Where once it was able to absorb and exploit Haitian labor under a humanitarian guise, the blows of Brazil’s own ongoing economic crisis have forced the Brazilian ruling class to dispel with this pretense and now mercilessly expel Haitian immigrants from the workforce.
As a result of layoffs, lack of job prospects and absence of any significant social programs to assist them, the tens of thousands of Haitian migrant workers initially taken in are left with few other options than to leave Brazil and make the more than 7,000 mile trip to the US.
On the sidelines of the UN General Assembly in September, US officials reportedly entered into discussions with Brazil’s President Temer on the possibility of forcibly deporting the Haitians now gathered on the US border back to Brazil.
WSWS reporters spoke to Haitian immigrants in Tijuana on the conditions that compelled them to take this costly and perilous journey.
“Nicaragua was really tough,” a former 19-year-old soldier told WSWS reporters. “All I remember is being on a boat for nine hours in the middle of the night, it was freezing, it was disorienting. And in Guatemala the police there saw me and would demand money, it was corruption, corruption, corruption… I’ve been here waiting to cross into the United States for about two months. I’ve spent thousands of dollars trying to get here. My father sold his house, my friends got money together just to send me over here.”

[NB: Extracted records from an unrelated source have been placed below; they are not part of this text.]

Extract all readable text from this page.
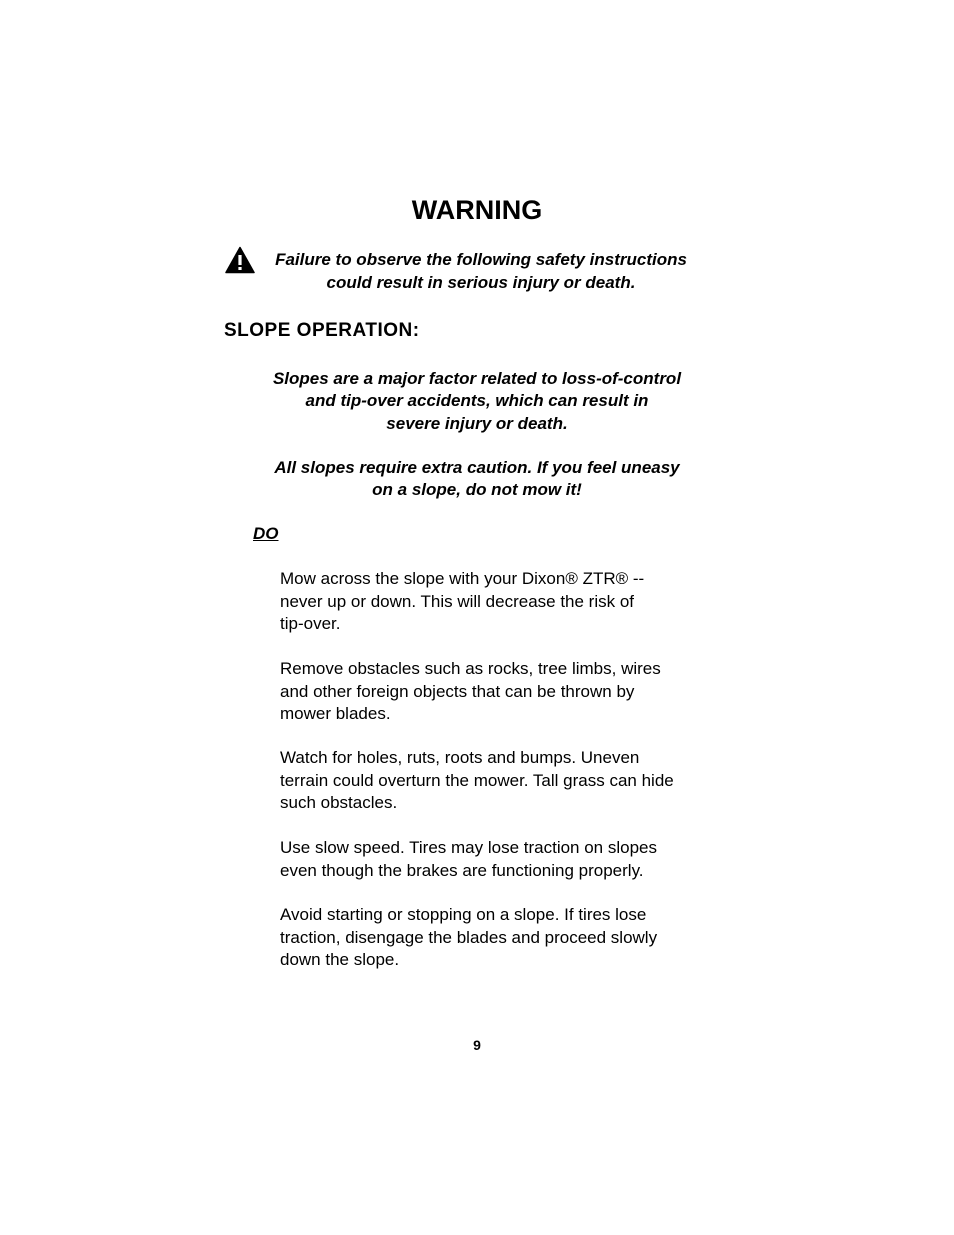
WARNING
Failure to observe the following safety instructions
could result in serious injury or death.
SLOPE OPERATION:
Slopes are a major factor related to loss-of-control
and tip-over accidents, which can result in
severe injury or death.
All slopes require extra caution. If you feel uneasy
on a slope, do not mow it!
DO
Mow across the slope with your Dixon® ZTR® --
never up or down. This will decrease the risk of
tip-over.
Remove obstacles such as rocks, tree limbs, wires
and other foreign objects that can be thrown by
mower blades.
Watch for holes, ruts, roots and bumps. Uneven
terrain could overturn the mower. Tall grass can hide
such obstacles.
Use slow speed. Tires may lose traction on slopes
even though the brakes are functioning properly.
Avoid starting or stopping on a slope. If tires lose
traction, disengage the blades and proceed slowly
down the slope.
9
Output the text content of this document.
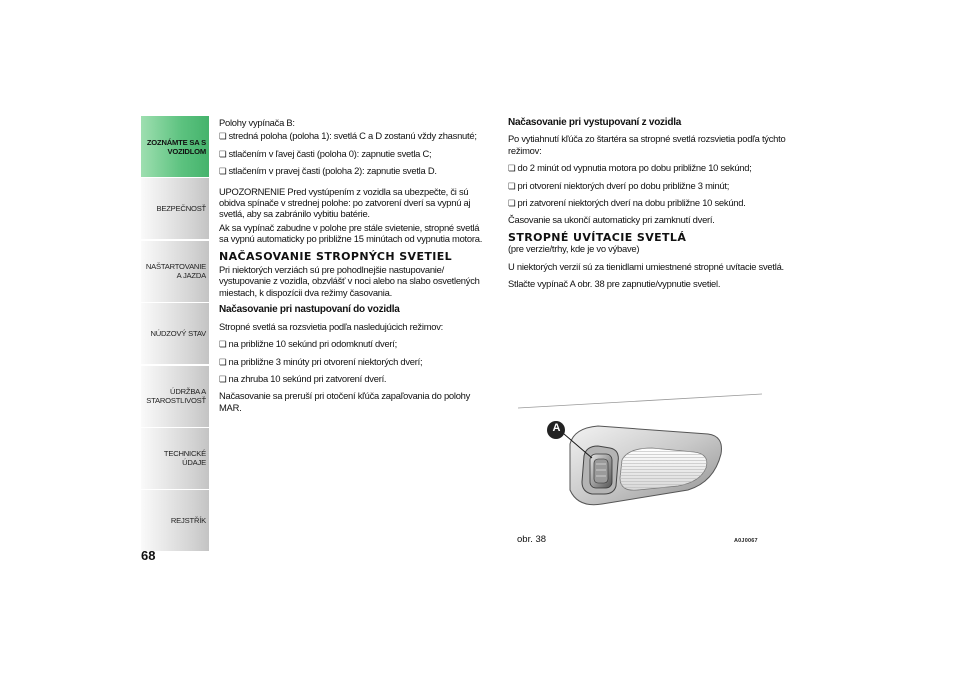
ZOZNÁMTE SA S VOZIDLOM
BEZPEČNOSŤ
NAŠTARTOVANIE A JAZDA
NÚDZOVÝ STAV
ÚDRŽBA A STAROSTLIVOSŤ
TECHNICKÉ ÚDAJE
REJSTŘÍK
68

Polohy vypínača B:

❏ stredná poloha (poloha 1): svetlá C a D zostanú vždy zhasnuté;
❏ stlačením v ľavej časti (poloha 0): zapnutie svetla C;
❏ stlačením v pravej časti (poloha 2): zapnutie svetla D.

UPOZORNENIE Pred vystúpením z vozidla sa ubezpečte, či sú obidva spínače v strednej polohe: po zatvorení dverí sa vypnú aj svetlá, aby sa zabránilo vybitiu batérie.

Ak sa vypínač zabudne v polohe pre stále svietenie, stropné svetlá sa vypnú automaticky po približne 15 minútach od vypnutia motora.

NAČASOVANIE STROPNÝCH SVETIEL

Pri niektorých verziách sú pre pohodlnejšie nastupovanie/ vystupovanie z vozidla, obzvlášť v noci alebo na slabo osvetlených miestach, k dispozícii dva režimy časovania.

Načasovanie pri nastupovaní do vozidla

Stropné svetlá sa rozsvietia podľa nasledujúcich režimov:

❏ na približne 10 sekúnd pri odomknutí dverí;
❏ na približne 3 minúty pri otvorení niektorých dverí;
❏ na zhruba 10 sekúnd pri zatvorení dverí.

Načasovanie sa preruší pri otočení kľúča zapaľovania do polohy MAR.

Načasovanie pri vystupovaní z vozidla

Po vytiahnutí kľúča zo štartéra sa stropné svetlá rozsvietia podľa týchto režimov:

❏ do 2 minút od vypnutia motora po dobu približne 10 sekúnd;
❏ pri otvorení niektorých dverí po dobu približne 3 minút;
❏ pri zatvorení niektorých dverí na dobu približne 10 sekúnd.

Časovanie sa ukončí automaticky pri zamknutí dverí.

STROPNÉ UVÍTACIE SVETLÁ

(pre verzie/trhy, kde je vo výbave)

U niektorých verzií sú za tienidlami umiestnené stropné uvítacie svetlá.

Stlačte vypínač A obr. 38 pre zapnutie/vypnutie svetiel.

A
obr. 38	A0J0067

Vicent, 30, a construction worker, said: “I’ve been here for three weeks. Like everyone else here, I’m looking for a better life, looking for work. After the 2010 earthquake, everything was destroyed and there was no work anywhere. I lost my three-year-old in the earthquake. I was in Brazil for about three years, working in construction, but after a while there was no work in Brazil and I had to leave. I’m hoping I can find work in the United States. A roof, a house, being able to share a meal with your family without trouble -- that’s all we’re looking for.”
The stranding of Haitian workers at the US-Mexico border is a product of the ongoing worldwide economic crisis. The misplaced hopes in the emerging economies of Brazil, Russia, India, China, and South Africa as a base for capitalist stabilization has been largely abandoned. The economies of the US, Mexico, Brazil and Haiti, although in many respects differing in quality and magnitude, remain in a general slump, and the immigration policies of all the major nation states have grown increasingly punitive. In the end, it is the international working class that is made to pay for the irrationality of such a political and economic set-up.